Discussing, with appropriate models and evidences, how Zara used corporate, business and functional strategies to improve its competitive position within the industry it operates in.
From the provided case study, it is evident that Zara’s business model relies on its strategies and approaches to the market trends. This relates to its corporate, business, and functional strategies to improve its competitive position in the apparel industry. ZARA endeavours to increase its shareholder’s value by leading in the industry and providing fast fashion apparels to its consumers. It links its customers’ demands to production techniques. Consequently, it also links production strategies to a well-orchestrated distribution network.
The company managed to introduce novel technologies and business trends in its operations to overcome potential business obstacles. Strategically, Zara focuses massively on the women’s wear due to their enlarged variety of styles. Men and children’s clothing equally record some remarkable market visibility to the company. It is evident that ZARA has incorporated design, strategic manufacturing, central distribution, sales/marketing, technology, infrastructure, management, and appropriate procurement in its business models.
It has managed to influence its “customers’ behaviours” by introducing a product development strategy where the company presents new products (for a short life span) in its stores. This has increased the flow of clients into its stores and instant purchases. Additionally, Zara remains focused on its principal business attitudes. Evidently, the company recognises that it can only make profits if it upholds creativity, quality design, and quick reaction to the varying market demands and trends.
This has shown the company’s competency as highlighted in the case. To accomplish its corporate affairs, business visions, and functional strategies, Zara has introduced a system where commodities do not stay for long in the stores. Secondly, it constantly decreases the quantities of manufactured cloths to minimise inventory risks. Additionally, it has increased the number of styles produced to enhance variability within its stores. Precisely, Zara has approached the apparel manufacturing and retailing business with novelty.
Zara focuses on how it will eventually generate sales, support its undertakings, remain competitive, and increase its revenues. It has a competitive strategy in its business models. The company has remained competitive despite the market challenges. It embraces modern technologies in its businesses and advertisements. It cuts costs and storms niche markets with innovative apparels. Additionally, its distribution networks have established enough outlets to saturate its target market. Strategic pricing, value chain creation, and market segmentation have contributed massively to the Zara’s business model as evident in the case.
TWO major competitors of Zara in the case study, and the key strategies the competitors used that were different to Zara’s. What were the problems with their strategies, and what were the advantages
Zara experiences competition from various companies. These include Gap, H&M, and Benetton among other local entities. Gap and H&M owns most of their stores; nevertheless, they outsource all production works to competent organisations. This outsourcing phenomenon forms one of the key strategies used by Gap and H&M to remain competitive in the industry. Conversely, Zara endeavours to produce its own products and distribute them promptly in its stores.
This is a considerable provision when scrutinised critically.
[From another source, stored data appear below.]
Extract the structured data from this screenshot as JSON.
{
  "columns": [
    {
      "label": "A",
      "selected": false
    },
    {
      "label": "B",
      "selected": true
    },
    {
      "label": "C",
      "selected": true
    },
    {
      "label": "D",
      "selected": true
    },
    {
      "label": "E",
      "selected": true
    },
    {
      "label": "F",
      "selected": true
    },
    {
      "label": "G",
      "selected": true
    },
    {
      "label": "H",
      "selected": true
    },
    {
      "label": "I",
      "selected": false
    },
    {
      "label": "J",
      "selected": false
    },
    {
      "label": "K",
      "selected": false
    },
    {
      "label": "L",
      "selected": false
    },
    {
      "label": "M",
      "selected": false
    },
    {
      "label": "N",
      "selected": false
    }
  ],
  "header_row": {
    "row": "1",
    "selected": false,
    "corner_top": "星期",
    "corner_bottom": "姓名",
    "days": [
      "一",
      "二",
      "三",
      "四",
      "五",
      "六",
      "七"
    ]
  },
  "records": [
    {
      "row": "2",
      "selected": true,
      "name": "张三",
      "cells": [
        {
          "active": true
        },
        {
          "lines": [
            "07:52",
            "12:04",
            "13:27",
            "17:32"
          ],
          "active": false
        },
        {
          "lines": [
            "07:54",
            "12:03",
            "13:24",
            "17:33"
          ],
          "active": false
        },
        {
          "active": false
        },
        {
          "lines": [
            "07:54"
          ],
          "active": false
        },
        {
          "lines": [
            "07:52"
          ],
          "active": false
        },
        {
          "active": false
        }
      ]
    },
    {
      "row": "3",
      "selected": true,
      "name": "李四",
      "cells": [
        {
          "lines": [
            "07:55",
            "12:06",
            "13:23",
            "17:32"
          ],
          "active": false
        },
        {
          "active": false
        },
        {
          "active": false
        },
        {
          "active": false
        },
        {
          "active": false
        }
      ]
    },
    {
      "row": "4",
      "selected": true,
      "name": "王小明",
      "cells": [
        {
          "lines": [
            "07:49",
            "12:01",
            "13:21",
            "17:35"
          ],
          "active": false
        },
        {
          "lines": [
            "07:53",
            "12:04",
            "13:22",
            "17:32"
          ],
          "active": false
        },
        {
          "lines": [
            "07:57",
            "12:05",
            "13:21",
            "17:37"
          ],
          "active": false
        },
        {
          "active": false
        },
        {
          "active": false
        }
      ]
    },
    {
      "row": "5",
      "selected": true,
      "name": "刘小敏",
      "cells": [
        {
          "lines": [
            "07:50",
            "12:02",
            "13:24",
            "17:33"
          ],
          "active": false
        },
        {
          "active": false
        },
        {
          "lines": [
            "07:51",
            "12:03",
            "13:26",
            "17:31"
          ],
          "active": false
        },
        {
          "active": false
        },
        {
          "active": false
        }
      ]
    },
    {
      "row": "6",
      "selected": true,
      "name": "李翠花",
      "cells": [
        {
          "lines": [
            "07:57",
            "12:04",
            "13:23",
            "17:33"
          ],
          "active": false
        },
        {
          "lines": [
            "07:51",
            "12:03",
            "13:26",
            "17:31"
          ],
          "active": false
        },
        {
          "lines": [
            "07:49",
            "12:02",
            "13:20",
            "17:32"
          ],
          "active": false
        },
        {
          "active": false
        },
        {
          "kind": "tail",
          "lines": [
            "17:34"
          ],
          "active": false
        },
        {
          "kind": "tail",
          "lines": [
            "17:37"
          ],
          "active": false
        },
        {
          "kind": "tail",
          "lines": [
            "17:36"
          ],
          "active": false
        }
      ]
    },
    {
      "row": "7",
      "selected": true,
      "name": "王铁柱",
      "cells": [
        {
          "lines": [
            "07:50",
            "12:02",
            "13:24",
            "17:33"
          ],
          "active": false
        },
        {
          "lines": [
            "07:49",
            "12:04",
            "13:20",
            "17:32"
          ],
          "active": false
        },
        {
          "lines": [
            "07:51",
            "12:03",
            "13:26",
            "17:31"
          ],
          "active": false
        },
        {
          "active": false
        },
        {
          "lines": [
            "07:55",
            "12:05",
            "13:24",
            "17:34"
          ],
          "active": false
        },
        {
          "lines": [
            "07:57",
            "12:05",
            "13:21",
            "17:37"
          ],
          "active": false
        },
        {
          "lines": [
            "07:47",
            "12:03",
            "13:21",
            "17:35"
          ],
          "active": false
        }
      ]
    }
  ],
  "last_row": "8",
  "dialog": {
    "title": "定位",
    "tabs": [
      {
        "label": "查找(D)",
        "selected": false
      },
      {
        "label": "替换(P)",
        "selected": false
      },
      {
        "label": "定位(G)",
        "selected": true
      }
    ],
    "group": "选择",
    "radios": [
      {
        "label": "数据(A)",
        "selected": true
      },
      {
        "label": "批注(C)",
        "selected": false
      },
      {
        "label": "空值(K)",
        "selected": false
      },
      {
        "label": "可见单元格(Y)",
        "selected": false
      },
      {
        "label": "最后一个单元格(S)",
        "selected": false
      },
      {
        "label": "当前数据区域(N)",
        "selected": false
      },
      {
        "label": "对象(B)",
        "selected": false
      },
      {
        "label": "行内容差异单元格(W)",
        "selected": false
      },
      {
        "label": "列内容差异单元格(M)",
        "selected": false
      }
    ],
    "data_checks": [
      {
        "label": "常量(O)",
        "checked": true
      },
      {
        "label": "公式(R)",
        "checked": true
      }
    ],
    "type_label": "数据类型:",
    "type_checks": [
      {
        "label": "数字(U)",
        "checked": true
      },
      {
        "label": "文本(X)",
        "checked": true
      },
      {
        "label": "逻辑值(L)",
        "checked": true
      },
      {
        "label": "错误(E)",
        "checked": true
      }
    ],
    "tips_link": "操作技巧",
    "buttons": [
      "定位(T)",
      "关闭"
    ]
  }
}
It is crucial to understand the aspects of competition evident in the case provided. Zara manufactures its clothing in-house by taking appropriate measurements and using its experienced employees to manufacture them. The company has potential and knowledgeable designers, tailors, and finishers who observe the market trends and customer demands. The strategies employed by Gap and H&M (outsourcing all production jobs) contain various problems. Firstly, the production contracts might be costly to the company. This might minimise the profits and business’ advancement missions.
Another problem is the duration taken to get the desired apparels. Since most of the production works are done internationally (in nations where cheap labor can be attained), it is not easy to handle immediate customer demands/requests. Additionally, it is possible to receive the ordered cloths when they are no longer in fashion. Conversely, there are advantages associated with this business trend. Both competitors (Gap and H&M) are able to specialise in their businesses by focusing mostly on customers. This promotes labour division so as to enhance the aspects of specialisation. The manufacturing trends and ability to cut cost by outsourcing some services along the business cycle help Gap and H&M to outstand amidst other contenders with their unique competitive advantages.
Use McKinsey’s 7 model to discuss how Zara addressed its change in its vision and values overtime. Use appropriate evidences to support your discussions.
It is possible to use McKinsey’s 7 models (as a tool) to evaluate and examine changes in the internal situation of Zara. The company erects its stores in the main commercial areas in major towns of America, Asia, Europe, and other parts of the world with the intent of reaching a wider market share and increasing its marketplace penetration. Through the McKinsey’s model, it is evident that Zara do not strive to provide classic cloths; however, it deals in cloths of ‘short life span’ (fashions).
In fact, Zara’s success relies on the business model it assumes, which is distinct and strategic to the targeted market segment. It hardly advertises it products; however, the way it arranges its stores, executes its businesses, designs its fashions, and handles its prospected customers, work miracles. The branded apparel industry is quite competitive hence demanding a creative business model that will help Zara to capture and retain numerous clients. It is evident that Zara’s business model has disrupted the concerned industry by averting probable risks hence bestowing the witnessed success to the company.
Explaining Zara’s approach towards its market selection and the entry modes used, and why did Zara use such an approach. With the use of Internationalisation strategy model discuss Zara’s current international strategy.
Evidently, Zara observes how it will eventually generate sales, support its undertakings, remain competitive, and increase revenues as it serves its clients with novelty. These form the baseline approaches towards its market selection and entry modes in the apparel industry. It endeavours to enhance its value network and meet the unique demands of various customers. From this prospective, the company had ventured in the niche markets with consequent profitability. Value network is another provision in this business approach. This has ensured that the company remains relevant and competitive.
The company has identified viable business affiliates and network effects to deliver value to its clients. Importantly, it is apparent that Zara has enacted competitive strategies that will uphold its competitive advantages over other contenders. With the use of Internationalisation strategy model, Zara has remained competitive despite the market challenges. As mentioned before, it embraces modern technologies in its businesses and storms niche markets with innovative wears so as to capture international markets. The business has remarkable outlets meant to saturate the market. While considering the pricing and customer satisfaction provisions, Zara sets competitive prices for its quality products internationally leading to a full grown satisfaction among customers.